Step Hyp Ref Expression
1 orcom 
 |-  ( ( A = B \/ -. E. z ( z e. A /\ z e. B ) ) <-> ( -. E. z ( z e. A /\ z e. B ) \/ A = B ) )
2 df-in 
 |-  ( A i^i B ) = { z | ( z e. A /\ z e. B ) }
3 2 neeq1i 
 |-  ( ( A i^i B ) =/= (/) <-> { z | ( z e. A /\ z e. B ) } =/= (/) )
4 abn0 
 |-  ( { z | ( z e. A /\ z e.
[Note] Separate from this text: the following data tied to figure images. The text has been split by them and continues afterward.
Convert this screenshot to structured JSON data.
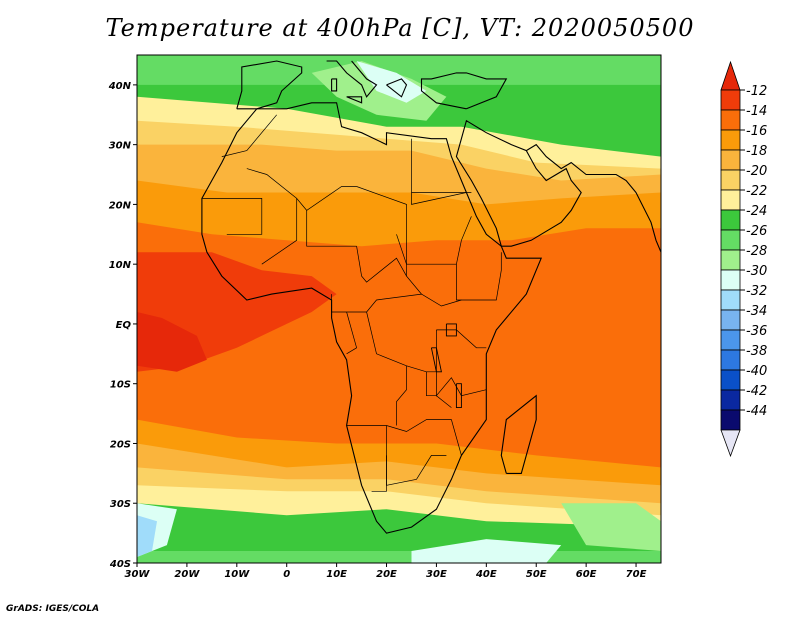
{
  "title": "Temperature at 400hPa [C], VT: 2020050500",
  "credit": "GrADS: IGES/COLA",
  "map": {
    "lon_range": [
      -30,
      75
    ],
    "lat_range": [
      -40,
      45
    ],
    "lon_ticks": [
      {
        "value": -30,
        "label": "30W"
      },
      {
        "value": -20,
        "label": "20W"
      },
      {
        "value": -10,
        "label": "10W"
      },
      {
        "value": 0,
        "label": "0"
      },
      {
        "value": 10,
        "label": "10E"
      },
      {
        "value": 20,
        "label": "20E"
      },
      {
        "value": 30,
        "label": "30E"
      },
      {
        "value": 40,
        "label": "40E"
      },
      {
        "value": 50,
        "label": "50E"
      },
      {
        "value": 60,
        "label": "60E"
      },
      {
        "value": 70,
        "label": "70E"
      }
    ],
    "lat_ticks": [
      {
        "value": 40,
        "label": "40N"
      },
      {
        "value": 30,
        "label": "30N"
      },
      {
        "value": 20,
        "label": "20N"
      },
      {
        "value": 10,
        "label": "10N"
      },
      {
        "value": 0,
        "label": "EQ"
      },
      {
        "value": -10,
        "label": "10S"
      },
      {
        "value": -20,
        "label": "20S"
      },
      {
        "value": -30,
        "label": "30S"
      },
      {
        "value": -40,
        "label": "40S"
      }
    ]
  },
  "colorbar": {
    "labels": [
      "-12",
      "-14",
      "-16",
      "-18",
      "-20",
      "-22",
      "-24",
      "-26",
      "-28",
      "-30",
      "-32",
      "-34",
      "-36",
      "-38",
      "-40",
      "-42",
      "-44"
    ],
    "colors": [
      "#f03c0a",
      "#fa6e0a",
      "#fa9b0a",
      "#fab43c",
      "#fad264",
      "#fff09b",
      "#3cc83c",
      "#64dc64",
      "#a0f08c",
      "#dcfff5",
      "#a0dcfa",
      "#78b4f0",
      "#4b96eb",
      "#2d78e1",
      "#0a50c8",
      "#0a28a0",
      "#0a0a6e"
    ],
    "top_color": "#e6280a",
    "bottom_color": "#e6e6f5"
  },
  "field_regions": [
    {
      "value": -27,
      "points": [
        [
          -30,
          45
        ],
        [
          75,
          45
        ],
        [
          75,
          -40
        ],
        [
          -30,
          -40
        ]
      ]
    },
    {
      "value": -25,
      "points": [
        [
          -30,
          40
        ],
        [
          75,
          40
        ],
        [
          75,
          -38
        ],
        [
          -30,
          -38
        ]
      ]
    },
    {
      "value": -23,
      "points": [
        [
          -30,
          38
        ],
        [
          0,
          36
        ],
        [
          20,
          33
        ],
        [
          35,
          33
        ],
        [
          55,
          30
        ],
        [
          75,
          28
        ],
        [
          75,
          -34
        ],
        [
          40,
          -33
        ],
        [
          20,
          -31
        ],
        [
          0,
          -32
        ],
        [
          -30,
          -30
        ]
      ]
    },
    {
      "value": -21,
      "points": [
        [
          -30,
          34
        ],
        [
          -10,
          33
        ],
        [
          5,
          32
        ],
        [
          20,
          31
        ],
        [
          35,
          30
        ],
        [
          50,
          27
        ],
        [
          75,
          26
        ],
        [
          75,
          -32
        ],
        [
          40,
          -30
        ],
        [
          20,
          -28
        ],
        [
          0,
          -28
        ],
        [
          -30,
          -27
        ]
      ]
    },
    {
      "value": -19,
      "points": [
        [
          -30,
          30
        ],
        [
          -5,
          30
        ],
        [
          10,
          29
        ],
        [
          25,
          29
        ],
        [
          40,
          26
        ],
        [
          55,
          24
        ],
        [
          75,
          25
        ],
        [
          75,
          -30
        ],
        [
          40,
          -28
        ],
        [
          20,
          -26
        ],
        [
          0,
          -26
        ],
        [
          -30,
          -24
        ]
      ]
    },
    {
      "value": -17,
      "points": [
        [
          -30,
          24
        ],
        [
          -12,
          22
        ],
        [
          5,
          22
        ],
        [
          25,
          22
        ],
        [
          40,
          20
        ],
        [
          55,
          21
        ],
        [
          75,
          22
        ],
        [
          75,
          -27
        ],
        [
          40,
          -25
        ],
        [
          20,
          -23
        ],
        [
          0,
          -24
        ],
        [
          -30,
          -20
        ]
      ]
    },
    {
      "value": -15,
      "points": [
        [
          -30,
          17
        ],
        [
          -15,
          15
        ],
        [
          0,
          14
        ],
        [
          15,
          13
        ],
        [
          30,
          14
        ],
        [
          45,
          14
        ],
        [
          60,
          16
        ],
        [
          75,
          16
        ],
        [
          75,
          -24
        ],
        [
          50,
          -22
        ],
        [
          30,
          -20
        ],
        [
          10,
          -20
        ],
        [
          -10,
          -19
        ],
        [
          -30,
          -16
        ]
      ]
    },
    {
      "value": -13,
      "points": [
        [
          -30,
          12
        ],
        [
          -15,
          12
        ],
        [
          -5,
          9
        ],
        [
          5,
          8
        ],
        [
          10,
          5
        ],
        [
          5,
          2
        ],
        [
          0,
          0
        ],
        [
          -10,
          -4
        ],
        [
          -20,
          -7
        ],
        [
          -30,
          -8
        ]
      ]
    },
    {
      "value": -12,
      "points": [
        [
          -30,
          2
        ],
        [
          -25,
          1
        ],
        [
          -18,
          -2
        ],
        [
          -16,
          -6
        ],
        [
          -22,
          -8
        ],
        [
          -30,
          -7
        ]
      ]
    },
    {
      "value": -29,
      "points": [
        [
          5,
          42
        ],
        [
          15,
          44
        ],
        [
          25,
          41
        ],
        [
          32,
          38
        ],
        [
          28,
          34
        ],
        [
          18,
          35
        ],
        [
          10,
          38
        ]
      ]
    },
    {
      "value": -31,
      "points": [
        [
          14,
          44
        ],
        [
          22,
          42
        ],
        [
          28,
          39
        ],
        [
          24,
          37
        ],
        [
          18,
          39
        ]
      ]
    },
    {
      "value": -31,
      "points": [
        [
          -30,
          -30
        ],
        [
          -22,
          -31
        ],
        [
          -24,
          -37
        ],
        [
          -30,
          -39
        ]
      ]
    },
    {
      "value": -33,
      "points": [
        [
          -30,
          -32
        ],
        [
          -26,
          -33
        ],
        [
          -27,
          -38
        ],
        [
          -30,
          -39
        ]
      ]
    },
    {
      "value": -31,
      "points": [
        [
          25,
          -38
        ],
        [
          40,
          -36
        ],
        [
          55,
          -37
        ],
        [
          52,
          -40
        ],
        [
          25,
          -40
        ]
      ]
    },
    {
      "value": -29,
      "points": [
        [
          55,
          -30
        ],
        [
          70,
          -30
        ],
        [
          75,
          -33
        ],
        [
          75,
          -38
        ],
        [
          60,
          -37
        ]
      ]
    }
  ],
  "coastlines": [
    [
      [
        -6,
        36
      ],
      [
        -10,
        32
      ],
      [
        -13,
        27
      ],
      [
        -17,
        21
      ],
      [
        -17,
        15
      ],
      [
        -16,
        12
      ],
      [
        -13,
        8
      ],
      [
        -8,
        4
      ],
      [
        -3,
        5
      ],
      [
        5,
        6
      ],
      [
        9,
        4
      ],
      [
        9,
        1
      ],
      [
        10,
        -3
      ],
      [
        12,
        -6
      ],
      [
        13,
        -12
      ],
      [
        12,
        -17
      ],
      [
        15,
        -27
      ],
      [
        18,
        -33
      ],
      [
        20,
        -35
      ],
      [
        25,
        -34
      ],
      [
        30,
        -31
      ],
      [
        33,
        -26
      ],
      [
        35,
        -22
      ],
      [
        40,
        -16
      ],
      [
        40,
        -11
      ],
      [
        40,
        -5
      ],
      [
        42,
        -1
      ],
      [
        48,
        5
      ],
      [
        51,
        11
      ],
      [
        44,
        11
      ],
      [
        43,
        13
      ],
      [
        40,
        15
      ],
      [
        38,
        18
      ],
      [
        36,
        22
      ],
      [
        33,
        28
      ],
      [
        32,
        31
      ],
      [
        29,
        31
      ],
      [
        20,
        32
      ],
      [
        20,
        30
      ],
      [
        15,
        32
      ],
      [
        11,
        33
      ],
      [
        10,
        37
      ],
      [
        5,
        37
      ],
      [
        0,
        36
      ],
      [
        -6,
        36
      ]
    ],
    [
      [
        35,
        31
      ],
      [
        34,
        28
      ],
      [
        37,
        24
      ],
      [
        39,
        21
      ],
      [
        42,
        16
      ],
      [
        43,
        13
      ],
      [
        45,
        13
      ],
      [
        49,
        14
      ],
      [
        53,
        16
      ],
      [
        55,
        17
      ],
      [
        57,
        19
      ],
      [
        59,
        22
      ],
      [
        57,
        24
      ],
      [
        56,
        26
      ],
      [
        52,
        24
      ],
      [
        50,
        26
      ],
      [
        48,
        29
      ],
      [
        45,
        30
      ],
      [
        40,
        32
      ],
      [
        36,
        34
      ],
      [
        35,
        31
      ]
    ],
    [
      [
        48,
        29
      ],
      [
        50,
        30
      ],
      [
        52,
        28
      ],
      [
        55,
        26
      ],
      [
        57,
        27
      ],
      [
        60,
        25
      ],
      [
        62,
        25
      ],
      [
        66,
        25
      ],
      [
        68,
        24
      ],
      [
        70,
        22
      ],
      [
        73,
        17
      ],
      [
        74,
        14
      ],
      [
        75,
        12
      ]
    ],
    [
      [
        44,
        -25
      ],
      [
        47,
        -25
      ],
      [
        50,
        -16
      ],
      [
        50,
        -12
      ],
      [
        47,
        -14
      ],
      [
        44,
        -16
      ],
      [
        43,
        -22
      ],
      [
        44,
        -25
      ]
    ],
    [
      [
        -10,
        36
      ],
      [
        -9,
        39
      ],
      [
        -9,
        43
      ],
      [
        -2,
        44
      ],
      [
        3,
        43
      ],
      [
        3,
        42
      ],
      [
        -1,
        39
      ],
      [
        -2,
        37
      ],
      [
        -6,
        36
      ],
      [
        -10,
        36
      ]
    ],
    [
      [
        36,
        36
      ],
      [
        30,
        37
      ],
      [
        27,
        39
      ],
      [
        27,
        41
      ],
      [
        29,
        41
      ],
      [
        34,
        42
      ],
      [
        36,
        42
      ],
      [
        40,
        41
      ],
      [
        44,
        41
      ],
      [
        42,
        38
      ],
      [
        36,
        36
      ]
    ],
    [
      [
        8,
        44
      ],
      [
        10,
        44
      ],
      [
        12,
        42
      ],
      [
        15,
        40
      ],
      [
        16,
        38
      ],
      [
        18,
        40
      ],
      [
        16,
        41
      ],
      [
        13,
        44
      ]
    ],
    [
      [
        20,
        40
      ],
      [
        23,
        38
      ],
      [
        24,
        40
      ],
      [
        23,
        41
      ],
      [
        20,
        40
      ]
    ],
    [
      [
        12,
        38
      ],
      [
        15,
        38
      ],
      [
        15,
        37
      ],
      [
        12,
        38
      ]
    ],
    [
      [
        9,
        41
      ],
      [
        10,
        41
      ],
      [
        10,
        39
      ],
      [
        9,
        39
      ],
      [
        9,
        41
      ]
    ]
  ],
  "borders": [
    [
      [
        -13,
        28
      ],
      [
        -8,
        29
      ],
      [
        -2,
        35
      ]
    ],
    [
      [
        -8,
        26
      ],
      [
        -4,
        25
      ],
      [
        2,
        21
      ],
      [
        4,
        19
      ],
      [
        11,
        23
      ],
      [
        14,
        23
      ]
    ],
    [
      [
        -17,
        21
      ],
      [
        -5,
        21
      ],
      [
        -5,
        15
      ],
      [
        -12,
        15
      ]
    ],
    [
      [
        2,
        21
      ],
      [
        2,
        14
      ],
      [
        -5,
        10
      ]
    ],
    [
      [
        4,
        19
      ],
      [
        4,
        13
      ],
      [
        14,
        13
      ]
    ],
    [
      [
        14,
        23
      ],
      [
        24,
        20
      ],
      [
        24,
        8
      ],
      [
        27,
        5
      ]
    ],
    [
      [
        25,
        31
      ],
      [
        25,
        20
      ],
      [
        36,
        22
      ]
    ],
    [
      [
        25,
        22
      ],
      [
        37,
        22
      ]
    ],
    [
      [
        22,
        15
      ],
      [
        24,
        10
      ],
      [
        34,
        10
      ],
      [
        35,
        14
      ],
      [
        37,
        18
      ]
    ],
    [
      [
        34,
        10
      ],
      [
        34,
        4
      ],
      [
        35,
        4
      ],
      [
        40,
        4
      ],
      [
        42,
        4
      ],
      [
        43,
        9
      ],
      [
        43,
        12
      ]
    ],
    [
      [
        14,
        13
      ],
      [
        15,
        8
      ],
      [
        16,
        7
      ],
      [
        19,
        9
      ],
      [
        22,
        11
      ],
      [
        24,
        8
      ]
    ],
    [
      [
        9,
        5
      ],
      [
        9,
        2
      ],
      [
        12,
        2
      ],
      [
        16,
        2
      ],
      [
        18,
        4
      ],
      [
        27,
        5
      ],
      [
        31,
        3
      ],
      [
        35,
        4
      ]
    ],
    [
      [
        12,
        2
      ],
      [
        14,
        -4
      ],
      [
        12,
        -5
      ]
    ],
    [
      [
        16,
        2
      ],
      [
        18,
        -5
      ],
      [
        24,
        -7
      ],
      [
        28,
        -8
      ],
      [
        30,
        -8
      ]
    ],
    [
      [
        30,
        -1
      ],
      [
        34,
        -1
      ],
      [
        38,
        -4
      ],
      [
        40,
        -4
      ]
    ],
    [
      [
        30,
        -1
      ],
      [
        30,
        -12
      ],
      [
        33,
        -9
      ],
      [
        35,
        -12
      ],
      [
        40,
        -11
      ]
    ],
    [
      [
        12,
        -17
      ],
      [
        20,
        -17
      ],
      [
        24,
        -18
      ],
      [
        28,
        -16
      ],
      [
        33,
        -16
      ],
      [
        35,
        -22
      ]
    ],
    [
      [
        20,
        -17
      ],
      [
        20,
        -27
      ],
      [
        26,
        -26
      ],
      [
        29,
        -22
      ],
      [
        32,
        -22
      ]
    ],
    [
      [
        20,
        -22
      ],
      [
        20,
        -28
      ],
      [
        17,
        -28
      ]
    ],
    [
      [
        24,
        -7
      ],
      [
        24,
        -11
      ],
      [
        22,
        -13
      ],
      [
        22,
        -17
      ]
    ],
    [
      [
        28,
        -8
      ],
      [
        28,
        -12
      ],
      [
        30,
        -12
      ],
      [
        33,
        -14
      ]
    ]
  ],
  "lakes": [
    [
      [
        32,
        0
      ],
      [
        34,
        0
      ],
      [
        34,
        -2
      ],
      [
        32,
        -2
      ],
      [
        32,
        0
      ]
    ],
    [
      [
        29,
        -4
      ],
      [
        30,
        -4
      ],
      [
        31,
        -8
      ],
      [
        30,
        -8
      ],
      [
        29,
        -4
      ]
    ],
    [
      [
        34,
        -10
      ],
      [
        35,
        -10
      ],
      [
        35,
        -14
      ],
      [
        34,
        -14
      ],
      [
        34,
        -10
      ]
    ]
  ]
}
B ) } =/= (/) <-> E. z ( z e. A /\ z e. B ) )
5 3 4 bitr2i 
 |-  ( E. z ( z e. A /\ z e. B ) <-> ( A i^i B ) =/= (/) )
6 5 necon2bbii 
 |-  ( ( A i^i B ) = (/) <-> -. E. z ( z e. A /\ z e. B ) )
7 6 orbi2i 
 |-  ( ( A = B \/ ( A i^i B ) = (/) ) <-> ( A = B \/ -. E. z ( z e. A /\ z e. B ) ) )
8 imor 
 |-  ( ( E. z ( z e. A /\ z e. B ) -> A = B ) <-> ( -. E. z ( z e. A /\ z e. B ) \/ A = B ) )
9 1 7 8 3bitr4ri 
 |-  ( ( E. z ( z e. A /\ z e. B ) -> A = B ) <-> ( A = B \/ ( A i^i B ) = (/) ) )